Wednesday, November 30, 2011

#334 / Memes




















My favorite columnist in the world, Jon Carroll, was talking about "memes" back in 2007. There are internet Know Your Meme sites that focus on nothing but what they call "memes," namely on the latest pieces of celebrity gossip. Progressive political commentators have incorporated "meme analysis" into their thinking, and you can click on this link, or on the image, to see a critique of "memes" from cartoonist Thad Guy.

As you might suspect, Wikipedia has a rather extensive article on "memes," and assigns the origin of the idea to Richard Dawkins, who wrote The Selfish Gene, and about whose ideas I have expressed some skepticism.

I am always concerned or skeptical about any purported explanation of the world that relies on the supposed existence of independent and autonomous processes, liberated from the workings of intentionality (that is, processes which are supposed to proceed in the absence of intentional choices, made by individual human beings).
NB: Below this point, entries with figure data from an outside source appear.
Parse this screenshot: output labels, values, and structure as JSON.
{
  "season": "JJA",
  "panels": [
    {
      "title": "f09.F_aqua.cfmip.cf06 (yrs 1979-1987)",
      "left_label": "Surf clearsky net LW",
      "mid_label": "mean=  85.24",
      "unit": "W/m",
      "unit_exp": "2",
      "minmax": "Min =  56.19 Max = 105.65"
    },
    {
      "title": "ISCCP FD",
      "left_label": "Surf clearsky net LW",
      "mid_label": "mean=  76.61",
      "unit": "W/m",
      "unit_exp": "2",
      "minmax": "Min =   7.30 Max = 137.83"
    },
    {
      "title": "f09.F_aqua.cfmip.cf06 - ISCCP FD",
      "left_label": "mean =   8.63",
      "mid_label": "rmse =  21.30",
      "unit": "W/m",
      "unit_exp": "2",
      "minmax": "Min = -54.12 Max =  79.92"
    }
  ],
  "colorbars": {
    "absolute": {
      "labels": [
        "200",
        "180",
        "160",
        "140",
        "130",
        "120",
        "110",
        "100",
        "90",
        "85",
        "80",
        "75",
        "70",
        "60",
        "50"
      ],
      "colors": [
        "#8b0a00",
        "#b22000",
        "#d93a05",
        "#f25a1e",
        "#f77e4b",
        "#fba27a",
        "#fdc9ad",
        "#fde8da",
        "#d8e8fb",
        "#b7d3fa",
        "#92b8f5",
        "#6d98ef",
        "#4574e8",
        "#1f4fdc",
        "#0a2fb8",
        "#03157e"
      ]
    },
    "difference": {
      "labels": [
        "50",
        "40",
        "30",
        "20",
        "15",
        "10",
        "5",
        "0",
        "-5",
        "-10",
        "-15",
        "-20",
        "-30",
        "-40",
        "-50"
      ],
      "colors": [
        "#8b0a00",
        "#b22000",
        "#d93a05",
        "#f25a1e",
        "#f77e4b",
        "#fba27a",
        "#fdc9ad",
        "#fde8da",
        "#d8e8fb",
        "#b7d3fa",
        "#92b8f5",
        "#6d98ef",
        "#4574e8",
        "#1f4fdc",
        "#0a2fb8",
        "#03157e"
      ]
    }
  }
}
My "model" of the world (our human world) assumes that "we" create it, precisely by thinking of what we would like to do, and then doing it. My model, of course, is quite "legalistic" in concept, at least in one way of looking at it. The "laws" we make (in our human world) represent our articulation of what we think we want to do. They are prescriptions of what we think would be good for us, as differentiated from the "laws" that govern the world of Nature, which are descriptions of what will and must happen. Human "laws" are quite different, in other words, from the law of gravity.

In my "model," if we follow the laws that we ourselves articulate and promulgate, the world we construct comes to reflect the realities that we have first posited as possibilities and then achieved through our actions.

The idea of self-propagating "memes" doesn't seem to fit in, in any natural way, with the way I have looked at the world. However, I note that the Wikipedia article, which I found quite helpful, quotes Dawkins as saying that the "meme," as he sees it, is a "unit of imitation."

I actually do like that. It does seem to me that we change the world as we "imitate" the behaviors (and sometimes the people) we believe are "right," who have the right "prescription" for our world, and for the kind of future we want to create.

In other words, to take advice from Gandhi, we need to "be the change we want to see in the world."

Inevitably, this means lot of "imitation." It also means, to refer to Gandhi once again, a lot of "experimentation with the truth."